Robert Machoian is an indie film-maker drawn to a certain type of troubled American masculinity: the type that’s never so toxic as when weak or insecure. His previous drama The Killing of Two Lovers was about male anger, and this tense, suspenseful new film has similar ideas: a Dostoevskian parable set over a single day in remote woodland, with a slow-moving simplicity that belies its storytelling ingenuity and force, and again featuring Machoian’s longtime collaborator, actor-producer Clayne Crawford. This actually looks as if it could have been conceived in the 1970s, with a hint of Boorman’s Deliverance: right down to the Burt Reynolds moustache that the male lead smugly sculpts for himself one morning in front of the shaving mirror, to his wife’s annoyance.

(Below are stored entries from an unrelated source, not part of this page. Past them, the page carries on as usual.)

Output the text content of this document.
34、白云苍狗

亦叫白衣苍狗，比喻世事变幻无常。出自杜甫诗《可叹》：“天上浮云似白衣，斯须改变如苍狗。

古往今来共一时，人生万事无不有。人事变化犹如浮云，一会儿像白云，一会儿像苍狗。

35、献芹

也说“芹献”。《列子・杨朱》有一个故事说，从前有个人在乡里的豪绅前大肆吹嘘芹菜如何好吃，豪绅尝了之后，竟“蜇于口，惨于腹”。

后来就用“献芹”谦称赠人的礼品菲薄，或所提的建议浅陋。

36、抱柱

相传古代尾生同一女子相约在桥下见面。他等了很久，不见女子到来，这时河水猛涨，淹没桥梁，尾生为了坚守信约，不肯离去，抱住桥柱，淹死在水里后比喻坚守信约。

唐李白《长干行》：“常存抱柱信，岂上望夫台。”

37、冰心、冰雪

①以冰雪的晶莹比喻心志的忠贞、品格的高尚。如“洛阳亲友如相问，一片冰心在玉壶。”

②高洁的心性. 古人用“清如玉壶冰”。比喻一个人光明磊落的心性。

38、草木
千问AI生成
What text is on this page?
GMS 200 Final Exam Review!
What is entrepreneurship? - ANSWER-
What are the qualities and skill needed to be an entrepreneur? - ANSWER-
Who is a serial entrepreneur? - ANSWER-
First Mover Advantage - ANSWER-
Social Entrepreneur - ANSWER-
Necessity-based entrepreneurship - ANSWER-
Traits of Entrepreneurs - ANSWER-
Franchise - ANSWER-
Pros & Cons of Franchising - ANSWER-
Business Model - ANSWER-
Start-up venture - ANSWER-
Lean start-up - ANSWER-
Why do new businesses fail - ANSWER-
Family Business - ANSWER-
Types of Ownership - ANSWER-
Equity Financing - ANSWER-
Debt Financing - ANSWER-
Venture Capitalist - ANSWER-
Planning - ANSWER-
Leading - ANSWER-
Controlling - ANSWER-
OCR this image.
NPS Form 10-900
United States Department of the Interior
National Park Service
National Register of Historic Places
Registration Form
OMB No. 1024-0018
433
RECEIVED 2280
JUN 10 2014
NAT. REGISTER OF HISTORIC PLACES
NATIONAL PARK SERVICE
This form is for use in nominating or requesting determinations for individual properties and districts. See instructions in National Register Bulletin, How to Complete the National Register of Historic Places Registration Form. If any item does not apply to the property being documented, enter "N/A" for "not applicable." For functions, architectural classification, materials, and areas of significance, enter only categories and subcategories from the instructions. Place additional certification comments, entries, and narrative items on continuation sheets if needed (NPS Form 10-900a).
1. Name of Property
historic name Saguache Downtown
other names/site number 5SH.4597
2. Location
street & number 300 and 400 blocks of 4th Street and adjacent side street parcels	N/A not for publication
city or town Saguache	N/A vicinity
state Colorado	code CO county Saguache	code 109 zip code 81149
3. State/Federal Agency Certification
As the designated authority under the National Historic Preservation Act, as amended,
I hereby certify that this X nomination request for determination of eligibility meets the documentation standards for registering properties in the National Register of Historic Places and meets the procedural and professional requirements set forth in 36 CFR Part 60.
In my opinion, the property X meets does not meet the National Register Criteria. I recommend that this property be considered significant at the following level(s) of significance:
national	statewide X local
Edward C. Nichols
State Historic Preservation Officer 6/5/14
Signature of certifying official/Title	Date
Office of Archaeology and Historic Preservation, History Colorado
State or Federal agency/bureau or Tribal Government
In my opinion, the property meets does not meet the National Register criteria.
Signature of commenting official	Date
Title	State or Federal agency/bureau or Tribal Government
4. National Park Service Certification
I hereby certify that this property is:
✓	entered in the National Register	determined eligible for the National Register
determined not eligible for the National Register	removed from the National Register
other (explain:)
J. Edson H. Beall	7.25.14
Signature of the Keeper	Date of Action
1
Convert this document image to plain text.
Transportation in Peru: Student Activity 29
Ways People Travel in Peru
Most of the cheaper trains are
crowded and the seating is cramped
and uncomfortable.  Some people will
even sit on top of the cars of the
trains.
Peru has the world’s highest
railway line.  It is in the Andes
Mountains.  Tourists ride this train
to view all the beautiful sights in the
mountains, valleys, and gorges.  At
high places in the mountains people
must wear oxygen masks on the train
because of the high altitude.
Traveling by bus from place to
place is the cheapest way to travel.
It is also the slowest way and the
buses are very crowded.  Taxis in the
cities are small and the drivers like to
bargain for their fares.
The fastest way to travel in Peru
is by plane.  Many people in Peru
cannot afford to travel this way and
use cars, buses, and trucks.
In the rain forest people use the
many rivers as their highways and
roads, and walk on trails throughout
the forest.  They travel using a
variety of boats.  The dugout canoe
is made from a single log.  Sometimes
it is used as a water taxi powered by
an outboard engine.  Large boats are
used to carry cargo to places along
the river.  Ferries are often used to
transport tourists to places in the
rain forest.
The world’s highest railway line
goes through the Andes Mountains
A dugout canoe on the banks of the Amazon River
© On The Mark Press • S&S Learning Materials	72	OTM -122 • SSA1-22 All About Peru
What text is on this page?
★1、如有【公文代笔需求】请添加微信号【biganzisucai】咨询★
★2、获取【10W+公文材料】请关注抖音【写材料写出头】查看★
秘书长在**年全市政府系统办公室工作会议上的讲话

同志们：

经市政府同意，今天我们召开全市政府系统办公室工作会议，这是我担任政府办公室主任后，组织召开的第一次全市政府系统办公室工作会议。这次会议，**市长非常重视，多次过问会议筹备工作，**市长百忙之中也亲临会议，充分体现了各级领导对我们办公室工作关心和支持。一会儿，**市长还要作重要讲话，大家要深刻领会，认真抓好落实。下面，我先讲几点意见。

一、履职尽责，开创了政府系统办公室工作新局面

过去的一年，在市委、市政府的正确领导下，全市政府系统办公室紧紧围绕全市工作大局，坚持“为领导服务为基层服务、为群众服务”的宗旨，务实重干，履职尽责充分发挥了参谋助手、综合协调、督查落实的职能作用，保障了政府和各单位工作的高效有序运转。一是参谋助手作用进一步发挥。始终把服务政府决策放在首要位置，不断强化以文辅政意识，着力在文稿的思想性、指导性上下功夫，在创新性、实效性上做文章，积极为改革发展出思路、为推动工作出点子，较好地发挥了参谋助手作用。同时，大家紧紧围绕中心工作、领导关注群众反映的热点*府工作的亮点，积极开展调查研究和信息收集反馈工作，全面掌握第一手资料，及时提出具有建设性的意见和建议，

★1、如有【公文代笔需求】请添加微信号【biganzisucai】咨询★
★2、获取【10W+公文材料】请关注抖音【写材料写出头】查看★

Crawford plays Joseph Chambers, a prosperous insurance salesman and Christian family man who has moved to rural Alabama with his wife Tess (Jordana Brewster) and their two boys, to find a more wholesome place away from the city for the children’s upbringing. But Joseph has got it into his head to have a day’s hunting on his own in some nearby woodland belonging to his friend Doug (Carl Kennedy), to learn some survival skills and generally prove his manhood. Tess, who grew up with a dad and brothers who hunted, and actually knows more about this kind of stuff than her naive city-slicker husband, is dead against him going on his own like this.
Worse still, Joseph doesn’t actually have a rifle and has to borrow Doug’s and soon our bumptious, ignorant, innocent hero is swaggering through the woodland with someone else’s gun, indulging in boyish Walter Mitty fantasies which almost, but not quite, make him likable. Then he sees a deer in the distance and it leads to a terrible crisis. The minute Joseph steps into this disenchanted forest, tripping over every tree root, you can sense the impending disaster, and the horror that Machoian’s movie is moving towards.
• The Integrity of Joseph Chambers is released on 17 April on digital platforms.